Grand Strand holidays
For the holidays, the main allure of Myrtle Beach shifts inland – for shows.
The Carolina Opry (www.thecarolinaopry.com) fields its “Christmas Special” with the cast doing a variety of holiday tunes, choreographed holiday production numbers. The show, now in its 30th season, runs Nov. 2 through Jan. 2. with performances at 1 or 7 p.m. most days (check the online schedule).
The large venue is on the north side of Myrtle Beach, on U.S. 17 near U.S. 17 Business.
Alabama Theatre (www.alabama-theatre.com) – nearby, at Barefoot Landing – has its own song/dance extravaganza, “The South’s Grandest Christmas Show,” Nov. 2-Jan. 2 Mondays-Saturdays at 2 and/or 7 p.m.. Dec. 6 (a Sunday) the venue offers “An Elvis Christmas” with tribute performer Eddie Miles.
The Palace Theatre, at Broadway at the Beach (www.palacetheatremyrtlebeach.com), debuts – “Christmas Wonderland” – offered Tuesdays-Saturdays, Nov. 3 through Dec. 19, with holiday classics, a chorus line and a pair of skaters. The traditional show is being brought in from London’s West End (Britain’s Broadway).
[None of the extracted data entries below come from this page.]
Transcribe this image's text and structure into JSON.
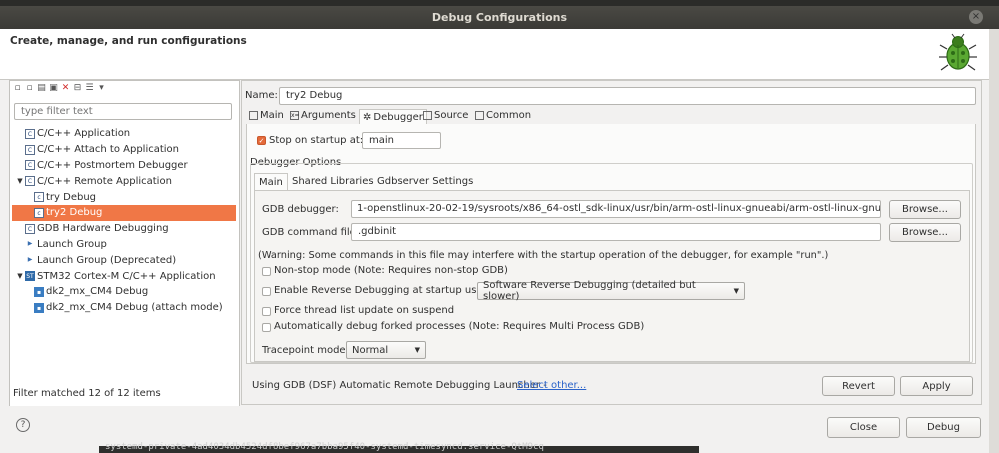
{
  "window": {
    "title": "Debug Configurations"
  },
  "header": {
    "title": "Create, manage, and run configurations"
  },
  "left": {
    "filter_placeholder": "type filter text",
    "tree": [
      {
        "label": "C/C++ Application"
      },
      {
        "label": "C/C++ Attach to Application"
      },
      {
        "label": "C/C++ Postmortem Debugger"
      },
      {
        "label": "C/C++ Remote Application"
      },
      {
        "label": "try Debug"
      },
      {
        "label": "try2 Debug"
      },
      {
        "label": "GDB Hardware Debugging"
      },
      {
        "label": "Launch Group"
      },
      {
        "label": "Launch Group (Deprecated)"
      },
      {
        "label": "STM32 Cortex-M C/C++ Application"
      },
      {
        "label": "dk2_mx_CM4 Debug"
      },
      {
        "label": "dk2_mx_CM4 Debug (attach mode)"
      }
    ],
    "status": "Filter matched 12 of 12 items"
  },
  "right": {
    "name_label": "Name:",
    "name_value": "try2 Debug",
    "tabs": [
      "Main",
      "Arguments",
      "Debugger",
      "Source",
      "Common"
    ],
    "stop_on_startup_label": "Stop on startup at:",
    "stop_on_startup_value": "main",
    "debugger_options_label": "Debugger Options",
    "subtabs": [
      "Main",
      "Shared Libraries",
      "Gdbserver Settings"
    ],
    "gdb_debugger_label": "GDB debugger:",
    "gdb_debugger_value": "1-openstlinux-20-02-19/sysroots/x86_64-ostl_sdk-linux/usr/bin/arm-ostl-linux-gnueabi/arm-ostl-linux-gnueabi-gdb",
    "browse1": "Browse...",
    "gdb_command_label": "GDB command file:",
    "gdb_command_value": ".gdbinit",
    "browse2": "Browse...",
    "warning": "(Warning: Some commands in this file may interfere with the startup operation of the debugger, for example \"run\".)",
    "nonstop": "Non-stop mode (Note: Requires non-stop GDB)",
    "reverse": "Enable Reverse Debugging at startup using:",
    "reverse_option": "Software Reverse Debugging (detailed but slower)",
    "force_thread": "Force thread list update on suspend",
    "auto_forked": "Automatically debug forked processes (Note: Requires Multi Process GDB)",
    "tracepoint_label": "Tracepoint mode:",
    "tracepoint_value": "Normal",
    "launcher_text": "Using GDB (DSF) Automatic Remote Debugging Launcher -",
    "select_other": "Select other...",
    "revert": "Revert",
    "apply": "Apply"
  },
  "footer": {
    "close": "Close",
    "debug": "Debug"
  },
  "background": {
    "bottom_text": "systemd-private-4ad4034db4524df8bef967a7bba95f40-systemd-timesyncd.service-QtM9cq"
  }
}
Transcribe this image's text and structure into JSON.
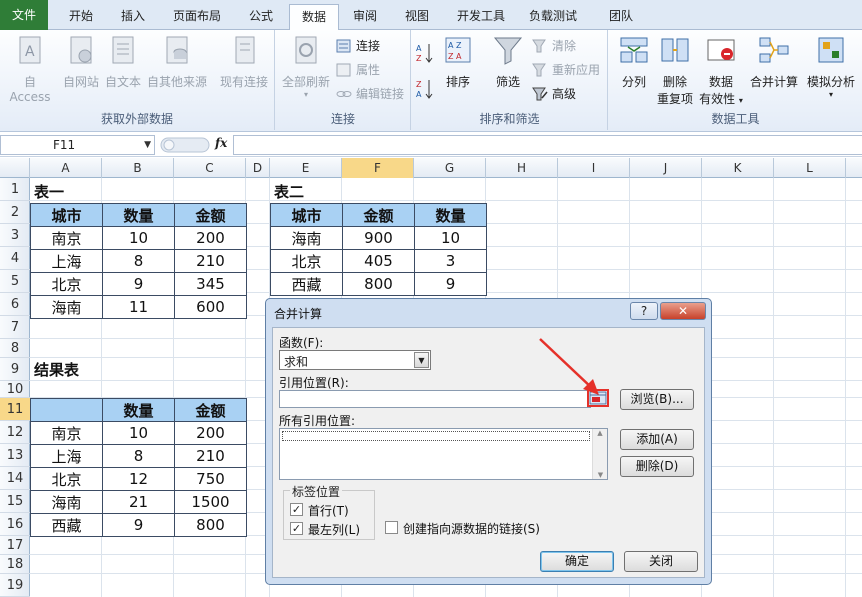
{
  "tabs": [
    "文件",
    "开始",
    "插入",
    "页面布局",
    "公式",
    "数据",
    "审阅",
    "视图",
    "开发工具",
    "负载测试",
    "团队"
  ],
  "ribbon": {
    "external": {
      "label": "获取外部数据",
      "buttons": [
        "自 Access",
        "自网站",
        "自文本",
        "自其他来源",
        "现有连接"
      ]
    },
    "connections": {
      "label": "连接",
      "refresh_all": "全部刷新",
      "items": [
        "连接",
        "属性",
        "编辑链接"
      ]
    },
    "sort_filter": {
      "label": "排序和筛选",
      "sort": "排序",
      "filter": "筛选",
      "items": [
        "清除",
        "重新应用",
        "高级"
      ]
    },
    "data_tools": {
      "label": "数据工具",
      "split": "分列",
      "remove_dup_1": "删除",
      "remove_dup_2": "重复项",
      "validation_1": "数据",
      "validation_2": "有效性",
      "consolidate": "合并计算",
      "whatif": "模拟分析"
    }
  },
  "formula_bar": {
    "name_box": "F11",
    "fx": "fx",
    "value": ""
  },
  "columns": [
    "A",
    "B",
    "C",
    "D",
    "E",
    "F",
    "G",
    "H",
    "I",
    "J",
    "K",
    "L"
  ],
  "rows": [
    "1",
    "2",
    "3",
    "4",
    "5",
    "6",
    "7",
    "8",
    "9",
    "10",
    "11",
    "12",
    "13",
    "14",
    "15",
    "16",
    "17",
    "18",
    "19"
  ],
  "sheet": {
    "table1": {
      "title": "表一",
      "header": [
        "城市",
        "数量",
        "金额"
      ],
      "rows": [
        [
          "南京",
          "10",
          "200"
        ],
        [
          "上海",
          "8",
          "210"
        ],
        [
          "北京",
          "9",
          "345"
        ],
        [
          "海南",
          "11",
          "600"
        ]
      ]
    },
    "table2": {
      "title": "表二",
      "header": [
        "城市",
        "金额",
        "数量"
      ],
      "rows": [
        [
          "海南",
          "900",
          "10"
        ],
        [
          "北京",
          "405",
          "3"
        ],
        [
          "西藏",
          "800",
          "9"
        ]
      ]
    },
    "result": {
      "title": "结果表",
      "header": [
        "",
        "数量",
        "金额"
      ],
      "rows": [
        [
          "南京",
          "10",
          "200"
        ],
        [
          "上海",
          "8",
          "210"
        ],
        [
          "北京",
          "12",
          "750"
        ],
        [
          "海南",
          "21",
          "1500"
        ],
        [
          "西藏",
          "9",
          "800"
        ]
      ]
    }
  },
  "dialog": {
    "title": "合并计算",
    "help": "?",
    "close": "✕",
    "function_label": "函数(F):",
    "function_value": "求和",
    "ref_label": "引用位置(R):",
    "ref_value": "",
    "browse": "浏览(B)...",
    "all_refs_label": "所有引用位置:",
    "add": "添加(A)",
    "delete": "删除(D)",
    "labels_group": "标签位置",
    "first_row": "首行(T)",
    "left_col": "最左列(L)",
    "link_source": "创建指向源数据的链接(S)",
    "ok": "确定",
    "close_btn": "关闭"
  },
  "colors": {
    "header_fill": "#a9d1f3",
    "file_tab": "#2f7d37",
    "selection": "#f8d889",
    "arrow": "#e5312a"
  }
}
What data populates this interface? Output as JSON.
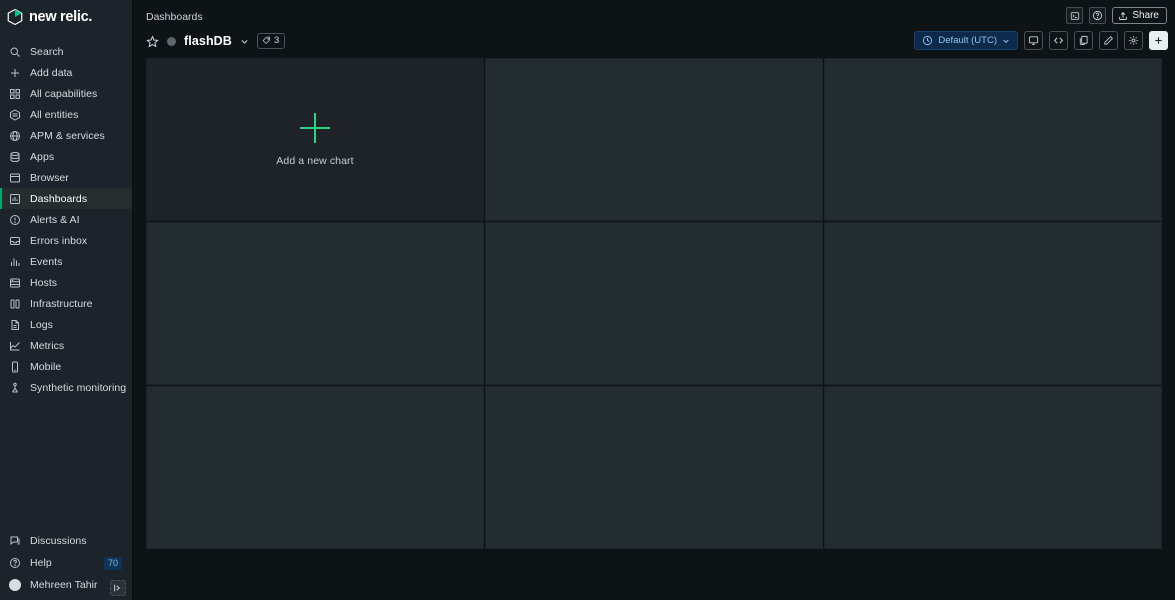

The productions are for all-age audiences; tickets start around $35 ($29 for the two weekly matinees); reservations are suggested.
Also at Broadway at the Beach, Legends in Concert (www.legendsinconcert.com) tweaks its tribute-artist shows Nov. 2 through Jan. 2, with an Elvis, Nat “King” Cole, the Blues Brothers, Rod Stewart and Dolly Parton doing seasonal tunes. Tickets start around $39.
You can blend shopping and entertainment at the Dickens Christmas Show & Festivals (www.dickenschristmasshow.com) Nov. 12-15 at the Myrtle Beach Convention Center, downtown on North Oak Street. The centerpiece is the Victorian Holiday Marketplace, which requires all 350 or so vendors to dress in 19th-century garb. If you’ve ever seen a film or TV adaptation of “A Christmas Carol,” you get the picture.
You’ll get an approximation of Dickensian London. The marketplace is dressed as well, its walls decorated with 3-D row houses, churches and shops; the back wall is covered with a 210-foot panorama emulating a snow-covered, circa-1880 London street scene. Vendor aisles are done as “streets” decked with Victorian-style benches and lamp posts. In the middle of all this is a huge Christmas tree decorated for that era.
Also there: strolling musicians, Punch and Judy shows, a Victorian tea-leaf reader, “street urchins” and St. Nicholas (aka Santa Claus in America and, in traditional British lore, as Father Christmas), who will greet shoppers who stop by his Victorian castle.
Merchandise includes a range of gift items: holiday decor and foodstuffs, jewelry, apparel, home furnishings, soaps, arts and crafts. Admission: $9.50.
Area information: www.visitmyrtlebeach.com.